02/12/2025
“Tremembé” — o que está por trás das grades
Como advogada, assistir à série Tremembé é um misto de indignação e alerta. A produção escancara não apenas a brutalidade do crime, mas a falência de um sistema que, em tese, deveria representar o Estado Democrático de Direito.
A primeira inquietação é o profundo desrespeito às vítimas e suas famílias. Ao dar protagonismo a quem cometeu atrocidades, a narrativa parece romantizar o cárcere e reduzir a dor alheia a mero pano de fundo dramático. O espetáculo do sofrimento humano não pode ser entretenimento — e muito menos instrumento para reabilitar a imagem de quem nunca demonstrou arrependimento.

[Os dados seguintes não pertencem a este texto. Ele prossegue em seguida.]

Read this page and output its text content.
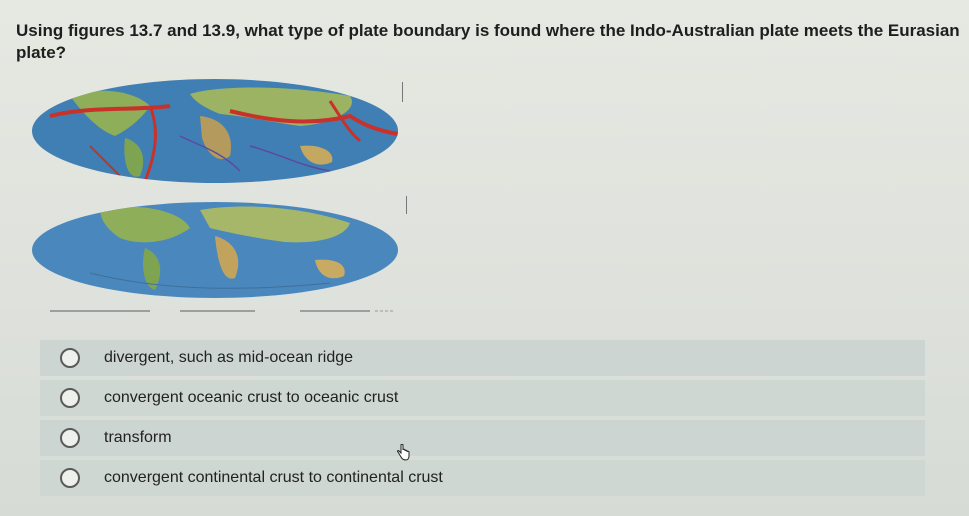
Using figures 13.7 and 13.9, what type of plate boundary is found where the Indo-Australian plate meets the Eurasian plate?
divergent, such as mid-ocean ridge
convergent oceanic crust to oceanic crust
transform
convergent continental crust to continental crust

Em segundo plano, mas não menos chocante, está a corrupção dentro do sistema prisional. A série revela — ainda que sem intenção — um retrato fiel de como o poder paralelo se instala nas penitenciárias: privilégios seletivos, celulares circulando livremente, agentes coniventes e um ambiente onde a lei do mais forte substitui o ordenamento jurídico. O cárcere, que deveria servir à reeducação e à segurança, transforma-se em um microcosmo da impunidade e da desmoralização institucional.
Por fim, é impossível assistir sem refletir sobre a ausência do Estado. Faltam políticas públicas, fiscalização, estrutura e, sobretudo, propósito. A prisão não cumpre função social nem jurídica quando o Estado se omite e delega ao acaso — ou ao crime organizado — o controle de seus muros.
A série Tremembé deveria provocar vergonha coletiva. Porque, ao final, não expõe apenas os condenados: expõe a nossa falência como sociedade, a fragilidade das instituições e a seletividade de um sistema que pune, mas não corrige.